“Mahadev” – the Lord of Lords – anyone can be one – at least that was the idea Shiva throws in – while the lesser mortals – though sozzled with the “somras”, went on a witch hunt in a Kingdom they thought was consumed by Sin. The Meluhans attack Swadeep….with chants of “Everyone is Mahadev” (Har Har Mahadev!) – on entering the Chandravanshi kingdom – Shiva is taken by surprise – even the Chandravanshis awaited Him. The last book ends in war and Shiva chasing a Naga to save Sati.
The exuberance of the previous book’s ending, raised an expectation – Amish would bring in resounding imagery of the saga of Shiva yet again in the second of the trilogy. What has it done to me? It made me impatient. I HAD to read the book as in NOW – and so I did. Bought the book within a week of release and reading it in 5 hrs flat !! Its a different story (a lazy one) that I wrote the review later. The book is fast paced – though there are places where the adventures drag, however, they are an essential part of the book.
Looking back at the book – There are several pages on Shiva’s retrospection, a large section is on the journey from Kashi to Panchvati and of course the crux of the book – the revelation of the Nagas!! The secret is endearing and so well bound in Indian mythology and the human-ness of Gods! The stories are well connected !! There is a fantastic interweaving of our Indian mythical folklore and a fictional world – where mortals are made immortals (thanks to Somras – wish there was one such possible), the deformed are either terminated or ostracized, powerful people conspire, secrets are closely guarded, and yes there is playful lust too ! (yeh kahaani bahut filmi hai!!).
Several Characters get introduced in this part – Kali, Sati’s deformed sister, Ganesh, Sati’s deformed first born, Kartik, her second son and Shiva’s first. So while we all have lived on the fact that Shiva in a state of anger kills Ganesh and Brahma revives him using the head of an elephant – this book brings a much more human angle to the Elephant God. He was born deformed with a face of an elephant!!

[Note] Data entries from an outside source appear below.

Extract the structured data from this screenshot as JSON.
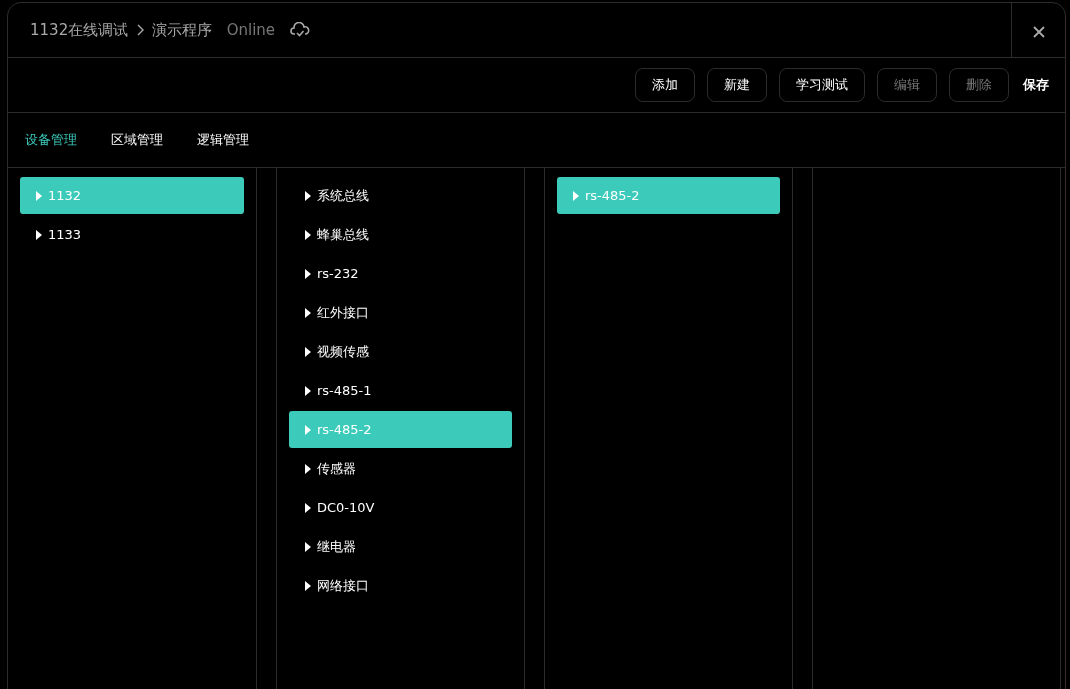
{
  "header": {
    "breadcrumb": [
      "1132在线调试",
      "演示程序"
    ],
    "status": "Online"
  },
  "toolbar": {
    "buttons": [
      {
        "label": "添加",
        "disabled": false,
        "kind": "outlined"
      },
      {
        "label": "新建",
        "disabled": false,
        "kind": "outlined"
      },
      {
        "label": "学习测试",
        "disabled": false,
        "kind": "outlined"
      },
      {
        "label": "编辑",
        "disabled": true,
        "kind": "outlined"
      },
      {
        "label": "删除",
        "disabled": true,
        "kind": "outlined"
      },
      {
        "label": "保存",
        "disabled": false,
        "kind": "plain"
      }
    ]
  },
  "tabs": [
    {
      "label": "设备管理",
      "selected": true
    },
    {
      "label": "区域管理",
      "selected": false
    },
    {
      "label": "逻辑管理",
      "selected": false
    }
  ],
  "columns": [
    {
      "items": [
        {
          "label": "1132",
          "selected": true
        },
        {
          "label": "1133",
          "selected": false
        }
      ]
    },
    {
      "items": [
        {
          "label": "系统总线",
          "selected": false
        },
        {
          "label": "蜂巢总线",
          "selected": false
        },
        {
          "label": "rs-232",
          "selected": false
        },
        {
          "label": "红外接口",
          "selected": false
        },
        {
          "label": "视频传感",
          "selected": false
        },
        {
          "label": "rs-485-1",
          "selected": false
        },
        {
          "label": "rs-485-2",
          "selected": true
        },
        {
          "label": "传感器",
          "selected": false
        },
        {
          "label": "DC0-10V",
          "selected": false
        },
        {
          "label": "继电器",
          "selected": false
        },
        {
          "label": "网络接口",
          "selected": false
        }
      ]
    },
    {
      "items": [
        {
          "label": "rs-485-2",
          "selected": true
        }
      ]
    }
  ]
}
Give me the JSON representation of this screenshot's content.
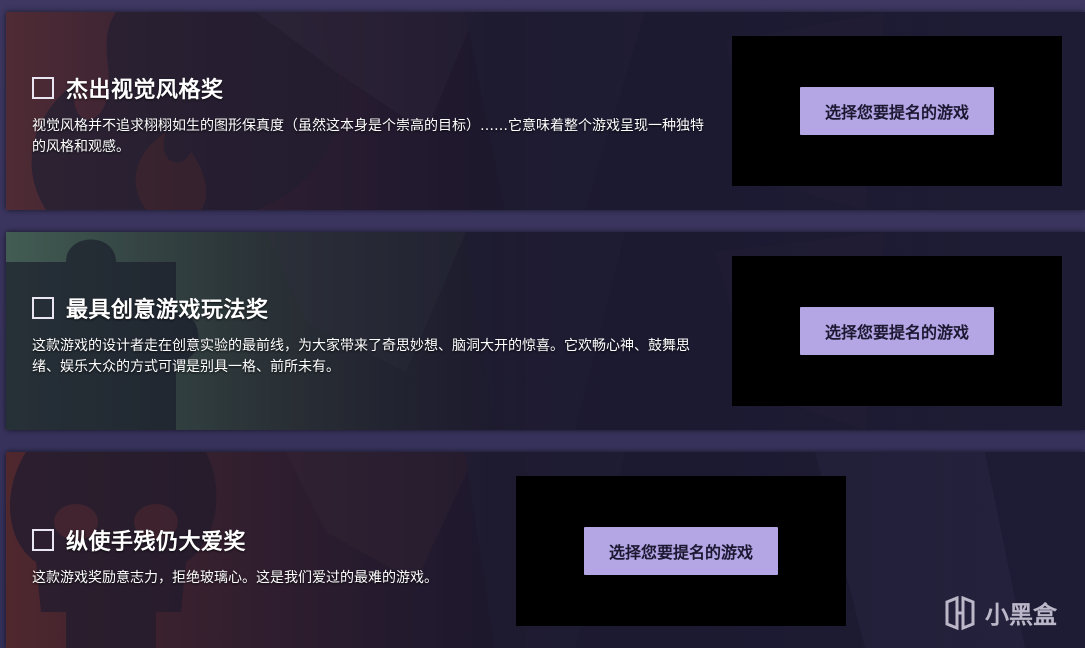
{
  "categories": [
    {
      "title": "杰出视觉风格奖",
      "description": "视觉风格并不追求栩栩如生的图形保真度（虽然这本身是个崇高的目标）……它意味着整个游戏呈现一种独特的风格和观感。",
      "button_label": "选择您要提名的游戏",
      "icon": "flame-icon"
    },
    {
      "title": "最具创意游戏玩法奖",
      "description": "这款游戏的设计者走在创意实验的最前线，为大家带来了奇思妙想、脑洞大开的惊喜。它欢畅心神、鼓舞思绪、娱乐大众的方式可谓是别具一格、前所未有。",
      "button_label": "选择您要提名的游戏",
      "icon": "puzzle-icon"
    },
    {
      "title": "纵使手残仍大爱奖",
      "description": "这款游戏奖励意志力，拒绝玻璃心。这是我们爱过的最难的游戏。",
      "button_label": "选择您要提名的游戏",
      "icon": "skull-icon"
    }
  ],
  "watermark": {
    "label": "小黑盒"
  },
  "colors": {
    "button_bg": "#b4a6e4",
    "slot_bg": "#000000",
    "page_bg": "#3a3458"
  }
}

My analysis: Was this a side affect of the Somras? Even Sati was administered the Somras when she was pregnant with Ganesh. So does the somras have negative side effect on some genes? Even the blue throat – “Neelkanth” – was a side effect of the somras, when it was administered on Shiva (in the first book)!! Or was it genetic – Sati’s sister Kali was also born deformed – Sati was not….so stories made more interesting. Maybe a book on analogies would be next.
A lot of time is spent in travelling – that is where the book starts to get waylaid a bit. So there is this time spent in making Ships to travel to Branga, and then to a jungle where we encounter a Vasudev turned bandit named Parshuram. This is yet another smart reference to our Hindu Mythology of Vishnu’s avatars. So the travel time is long – somehow kept interesting with interspersed parallel stories running, but I guess some more pages could have been spent on the characters!! The secrets have been revealed strategically, and some of the revelations come deep in the story.
A reference to the next book in the trilogy is subtly made – Vayuputra’s – sons of the Wind God is it?
Another thing I noticed about these books by Amish – they are very script-like – with a flavour and hint of someone picking the movie rights to these. These IIMs and IIT grads seems to have this thing in common. Very business like !! Coincidentally, while I write about this, there are rumours that Karan Johar will make this into a movie. So will we see Shahrukh as Shiva, – (how will he enact the Nataraj dance?), Kareena as Sati and Kali (a double role??), a medley of songs, amidst heartbreak and sobs??